La comparación contra el mismo período del año pasado mostró una suba de 0,7 punto en el indicador, que dio cuenta de una de las consecuencias clave de la recesión económica. 

En total, 2.100.000 personas buscaron empleo y no lo consiguieron. Pero si a la cuenta se suma a todas las personas con necesidad de conseguir trabajo, es decir a los ocupados que igual tienen intención de obtener uno, se llega a un total de 7.300.000 a nivel nacional.
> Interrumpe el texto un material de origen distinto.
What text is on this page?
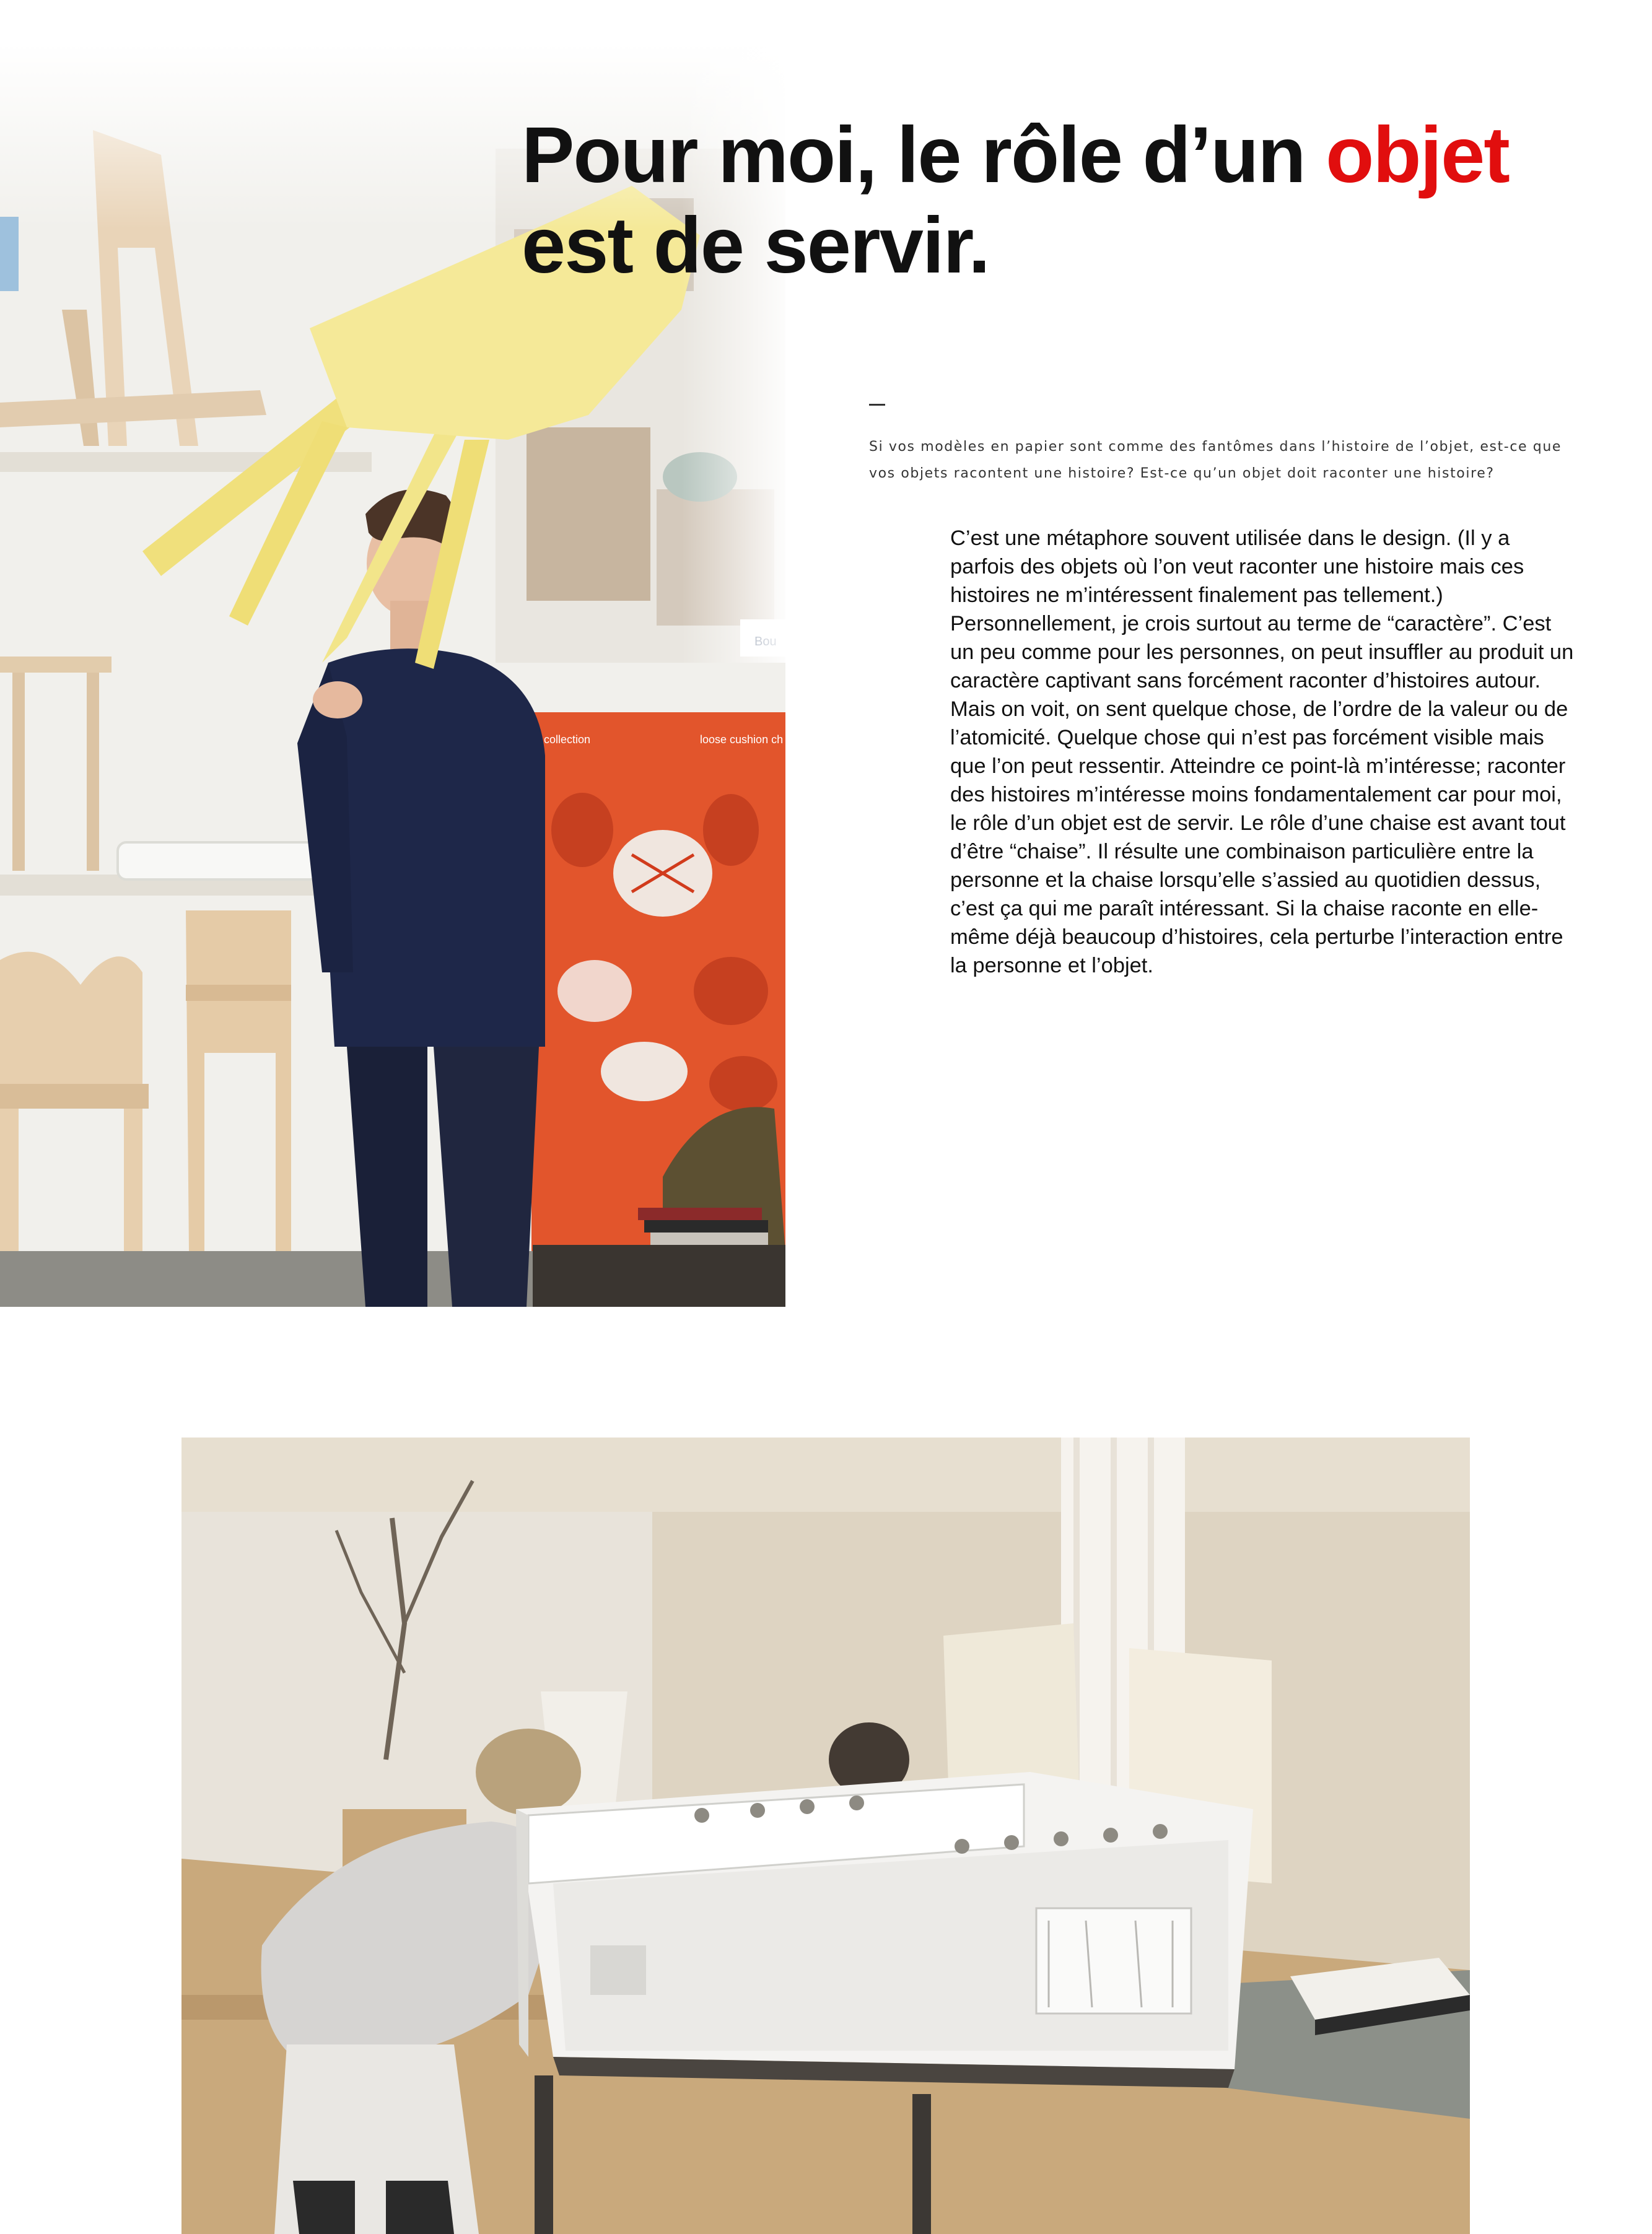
collection	loose cushion ch
Pour moi, le rôle d’un objet
est de servir.

Si vos modèles en papier sont comme des fantômes dans l’histoire de l’objet, est-ce que vos objets racontent une histoire? Est-ce qu’un objet doit raconter une histoire?

C’est une métaphore souvent utilisée dans le design. (Il y a parfois des objets où l’on veut raconter une histoire mais ces histoires ne m’intéressent finalement pas tellement.) Personnellement, je crois surtout au terme de “caractère”. C’est un peu comme pour les personnes, on peut insuffler au produit un caractère captivant sans forcément raconter d’histoires autour. Mais on voit, on sent quelque chose, de l’ordre de la valeur ou de l’atomicité. Quelque chose qui n’est pas forcément visible mais que l’on peut ressentir. Atteindre ce point-là m’intéresse; raconter des histoires m’intéresse moins fondamentalement car pour moi, le rôle d’un objet est de servir. Le rôle d’une chaise est avant tout d’être “chaise”. Il résulte une combinaison particulière entre la personne et la chaise lorsqu’elle s’assied au quotidien dessus, c’est ça qui me paraît intéressant. Si la chaise raconte en elle-même déjà beaucoup d’histoires, cela perturbe l’interaction entre la personne et l’objet.
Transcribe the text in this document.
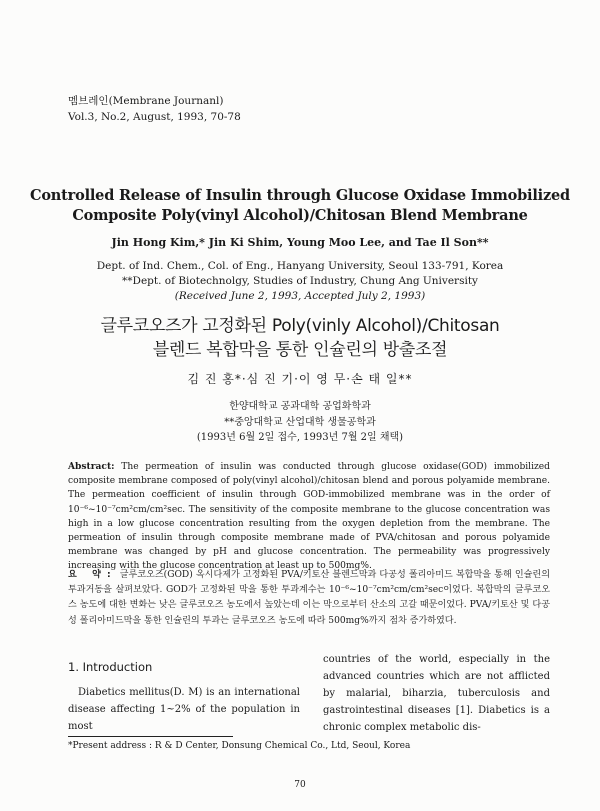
멤브레인(Membrane Journanl)
Vol.3, No.2, August, 1993, 70-78
Controlled Release of Insulin through Glucose Oxidase Immobilized
Composite Poly(vinyl Alcohol)/Chitosan Blend Membrane
Jin Hong Kim,* Jin Ki Shim, Young Moo Lee, and Tae Il Son**
Dept. of Ind. Chem., Col. of Eng., Hanyang University, Seoul 133-791, Korea
**Dept. of Biotechnolgy, Studies of Industry, Chung Ang University
(Received June 2, 1993, Accepted July 2, 1993)
글루코오즈가 고정화된 Poly(vinly Alcohol)/Chitosan
블렌드 복합막을 통한 인슐린의 방출조절
김 진 홍*·심 진 기·이 영 무·손 태 일**
한양대학교 공과대학 공업화학과
**중앙대학교 산업대학 생물공학과
(1993년 6월 2일 접수, 1993년 7월 2일 채택)
Abstract: The permeation of insulin was conducted through glucose oxidase(GOD) immobilized composite membrane composed of poly(vinyl alcohol)/chitosan blend and porous polyamide membrane. The permeation coefficient of insulin through GOD-immobilized membrane was in the order of 10⁻⁶~10⁻⁷cm²cm/cm²sec. The sensitivity of the composite membrane to the glucose concentration was high in a low glucose concentration resulting from the oxygen depletion from the membrane. The permeation of insulin through composite membrane made of PVA/chitosan and porous polyamide membrane was changed by pH and glucose concentration. The permeability was progressively increasing with the glucose concentration at least up to 500mg%.
요 약: 글루코오즈(GOD) 옥시다제가 고정화된 PVA/키토산 블렌드막과 다공성 폴리아미드 복합막을 통해 인슐린의 투과거동을 살펴보았다. GOD가 고정화된 막을 통한 투과계수는 10⁻⁶~10⁻⁷cm²cm/cm²sec이었다. 복합막의 글루코오스 농도에 대한 변화는 낮은 글루코오즈 농도에서 높았는데 이는 막으로부터 산소의 고갈 때문이었다. PVA/키토산 및 다공성 폴리아미드막을 통한 인슐린의 투과는 글루코오즈 농도에 따라 500mg%까지 점차 증가하였다.
1. Introduction
Diabetics mellitus(D. M) is an international disease affecting 1~2% of the population in most
countries of the world, especially in the advanced countries which are not afflicted by malarial, biharzia, tuberculosis and gastrointestinal diseases [1]. Diabetics is a chronic complex metabolic dis-
*Present address : R & D Center, Donsung Chemical Co., Ltd, Seoul, Korea
70
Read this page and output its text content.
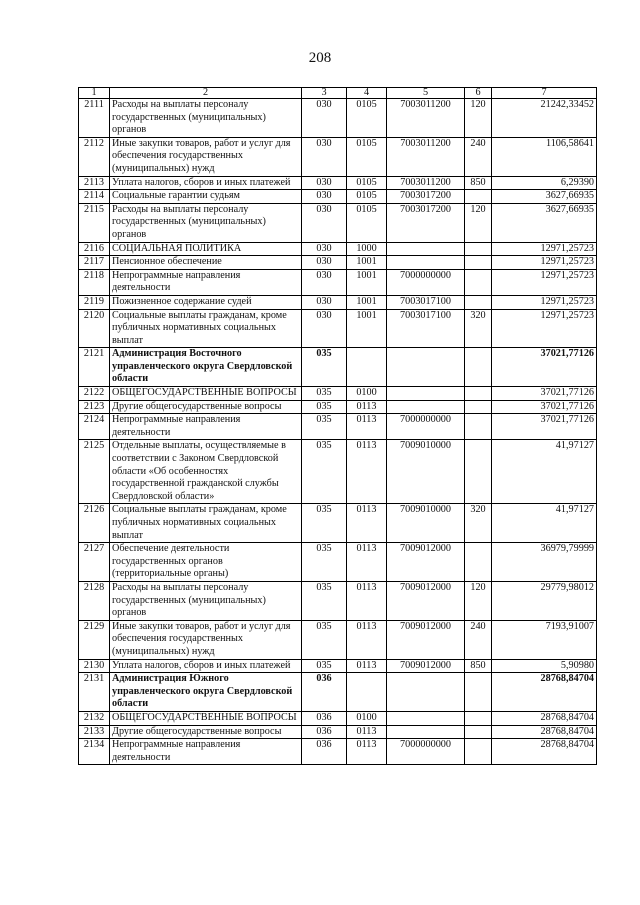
208
1	2	3	4	5	6	7
2111	Расходы на выплаты персоналу государственных (муниципальных) органов	030	0105	7003011200	120	21242,33452
2112	Иные закупки товаров, работ и услуг для обеспечения государственных (муниципальных) нужд	030	0105	7003011200	240	1106,58641
2113	Уплата налогов, сборов и иных платежей	030	0105	7003011200	850	6,29390
2114	Социальные гарантии судьям	030	0105	7003017200		3627,66935
2115	Расходы на выплаты персоналу государственных (муниципальных) органов	030	0105	7003017200	120	3627,66935
2116	СОЦИАЛЬНАЯ ПОЛИТИКА	030	1000			12971,25723
2117	Пенсионное обеспечение	030	1001			12971,25723
2118	Непрограммные направления деятельности	030	1001	7000000000		12971,25723
2119	Пожизненное содержание судей	030	1001	7003017100		12971,25723
2120	Социальные выплаты гражданам, кроме публичных нормативных социальных выплат	030	1001	7003017100	320	12971,25723
2121	Администрация Восточного управленческого округа Свердловской области	035				37021,77126
2122	ОБЩЕГОСУДАРСТВЕННЫЕ ВОПРОСЫ	035	0100			37021,77126
2123	Другие общегосударственные вопросы	035	0113			37021,77126
2124	Непрограммные направления деятельности	035	0113	7000000000		37021,77126
2125	Отдельные выплаты, осуществляемые в соответствии с Законом Свердловской области «Об особенностях государственной гражданской службы Свердловской области»	035	0113	7009010000		41,97127
2126	Социальные выплаты гражданам, кроме публичных нормативных социальных выплат	035	0113	7009010000	320	41,97127
2127	Обеспечение деятельности государственных органов (территориальные органы)	035	0113	7009012000		36979,79999
2128	Расходы на выплаты персоналу государственных (муниципальных) органов	035	0113	7009012000	120	29779,98012
2129	Иные закупки товаров, работ и услуг для обеспечения государственных (муниципальных) нужд	035	0113	7009012000	240	7193,91007
2130	Уплата налогов, сборов и иных платежей	035	0113	7009012000	850	5,90980
2131	Администрация Южного управленческого округа Свердловской области	036				28768,84704
2132	ОБЩЕГОСУДАРСТВЕННЫЕ ВОПРОСЫ	036	0100			28768,84704
2133	Другие общегосударственные вопросы	036	0113			28768,84704
2134	Непрограммные направления деятельности	036	0113	7000000000		28768,84704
La expectativa es que durante el cuarto trimestre las cifras hayan continuado en torno a las dos cifras de desocupación. Y hacia adelante no se esperan mejoran notorias en el corto plazo. El decreto que dispuso la doble indemnización durante 180 días apunta a frenar el drenaje de empleos asalariados formales, que volvieron a caer durante el tercer trimestre desde el 48,7% hasta 47,1% de los ocupados.
La perspectiva de que haya un rebote de la economía a partir del segundo trimestre, o en algún momento del 2020, no garantiza que los indicadores laborales mejoren. De hecho, según la economista senior de la consultora LCG, Melisa Sala, el actual ritmo relativamente moderado de la suba de la desocupación irá de la mano con ese fenómeno: «La decisión de muchas empresas de evitar despidos atenuó el aumento del desempleo. Pero podría tener un efecto negativo cuando la actividad invierta el signo y vaya hacia un sendero de crecimiento».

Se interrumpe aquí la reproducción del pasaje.